Completed ~ 2011/10/19.
How I made this:
Painted in Corel Painter on a variety of custom watercolor paper textures I made from photographs which I took (so that I have the right to use them for commercial purposes), of real watercolor paper in various stages of clean (no watercolor) washes. These paper textures are hard tooth, heavily washed, and course. I don't remember the digital process I followed to make them–it was quite long ago–and I don't know how to save the paper textures other than as part of a workspace. I think they are "pro" grade: they seamlessly tile, the tiling is not obvious, and the photos are well-taken, and the paper-capture/texture images well-toned for use in Painter. I may put up these resources for sale. Yeah, that was step one (which was maybe about ten difficult and time-consuming steps).

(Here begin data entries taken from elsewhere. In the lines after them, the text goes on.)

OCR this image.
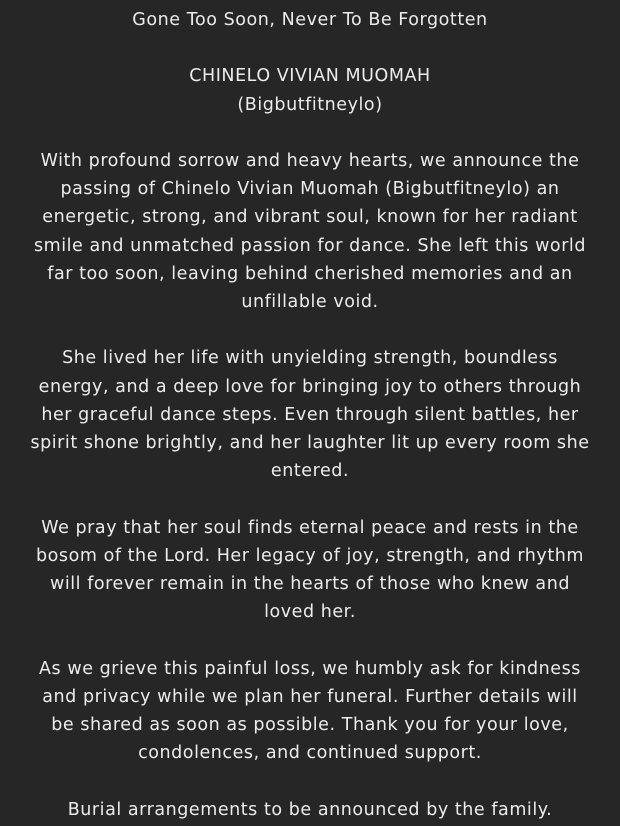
Gone Too Soon, Never To Be Forgotten
CHINELO VIVIAN MUOMAH
(Bigbutfitneylo)
With profound sorrow and heavy hearts, we announce the
passing of Chinelo Vivian Muomah (Bigbutfitneylo) an
energetic, strong, and vibrant soul, known for her radiant
smile and unmatched passion for dance. She left this world
far too soon, leaving behind cherished memories and an
unfillable void.
She lived her life with unyielding strength, boundless
energy, and a deep love for bringing joy to others through
her graceful dance steps. Even through silent battles, her
spirit shone brightly, and her laughter lit up every room she
entered.
We pray that her soul finds eternal peace and rests in the
bosom of the Lord. Her legacy of joy, strength, and rhythm
will forever remain in the hearts of those who knew and
loved her.
As we grieve this painful loss, we humbly ask for kindness
and privacy while we plan her funeral. Further details will
be shared as soon as possible. Thank you for your love,
condolences, and continued support.
Burial arrangements to be announced by the family.
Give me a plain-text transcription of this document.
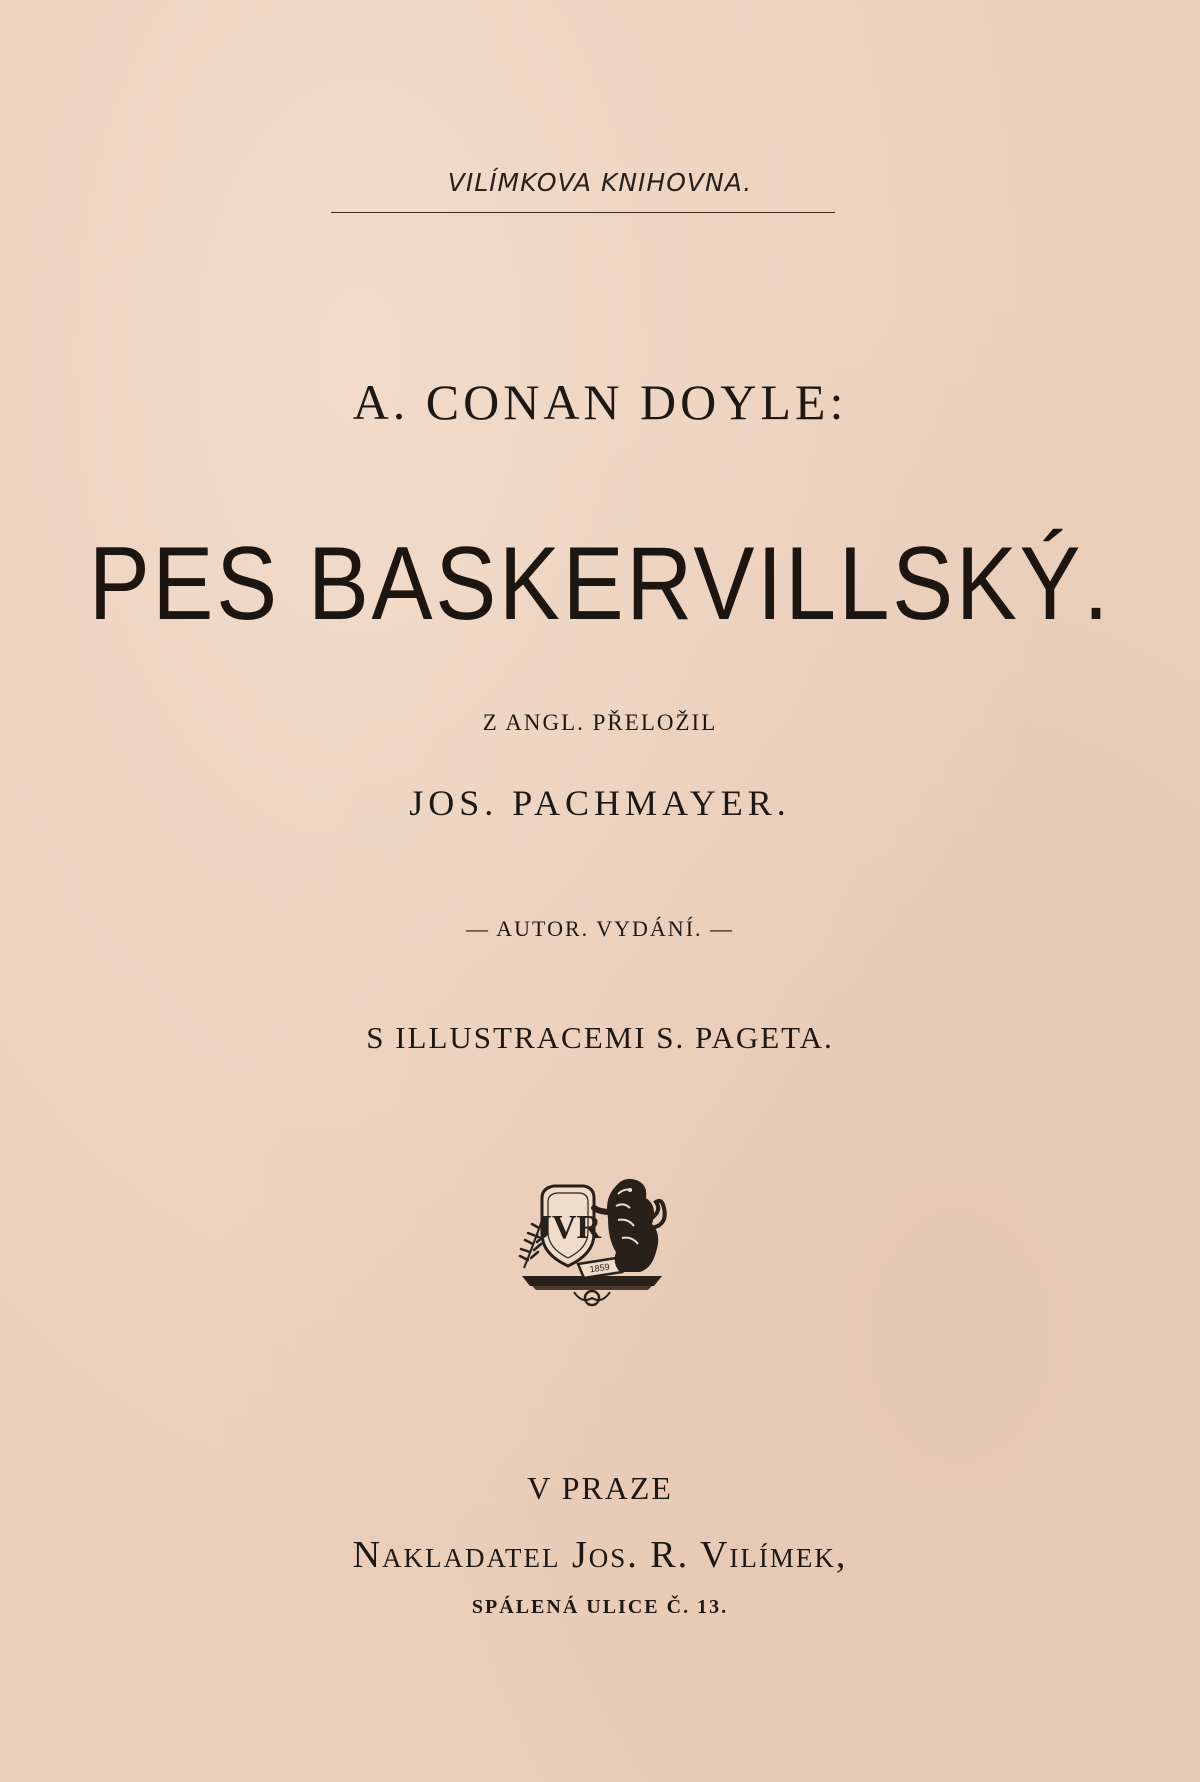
VILÍMKOVA KNIHOVNA.
A. CONAN DOYLE:
PES BASKERVILLSKÝ.
Z ANGL. PŘELOŽIL
JOS. PACHMAYER.
— AUTOR. VYDÁNÍ. —
S ILLUSTRACEMI S. PAGETA.
JVR
1859
V PRAZE
Nakladatel Jos. R. Vilímek,
SPÁLENÁ ULICE Č. 13.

iPhone4 taking a picture in HDR mode (I think?) of the landscape in this photo on a day that happened to have striking clouds and light.
Photoshop CS5 transplanting street and construction objects in original photo with turf/leaves/trees/mountain backdrops via "content-aware fill" (which is amazing – have a look here.)
Corel Painter's "Auto-paint" feature running batches of various brushing paramaters I fed it, to make an overlay to my own hand-painted work: digital watercolor cloning (of the photo), and oil cloning of a broad, messier under-painting (from the photo).
Photoshop again, to mix layers: layer 1 is oil under-painting, layer 2 is watercolor layer in color dodge layer blend mode, layer 3 is auto-paint batches at 60 percent transparency.
All kinds of other layering and masking freakiness. Multiple layers of smart objects of multiple layers with clipping masks in Photoshop; and additionally including digital colored pencil.
So this is mixed digital media in three fundamental layers, which are themselves composed of layers. Fundamentally it is a lower layer of oil, a middle layer of watercolor, and another top layer of oil. But it's like all the light in the watercolor dodged everything in the oil beneath it (which you cannot do in real life), while the oil layer on top of that is mixed as viscous material but very translucent–maybe you could do that in real life with a thinning agent?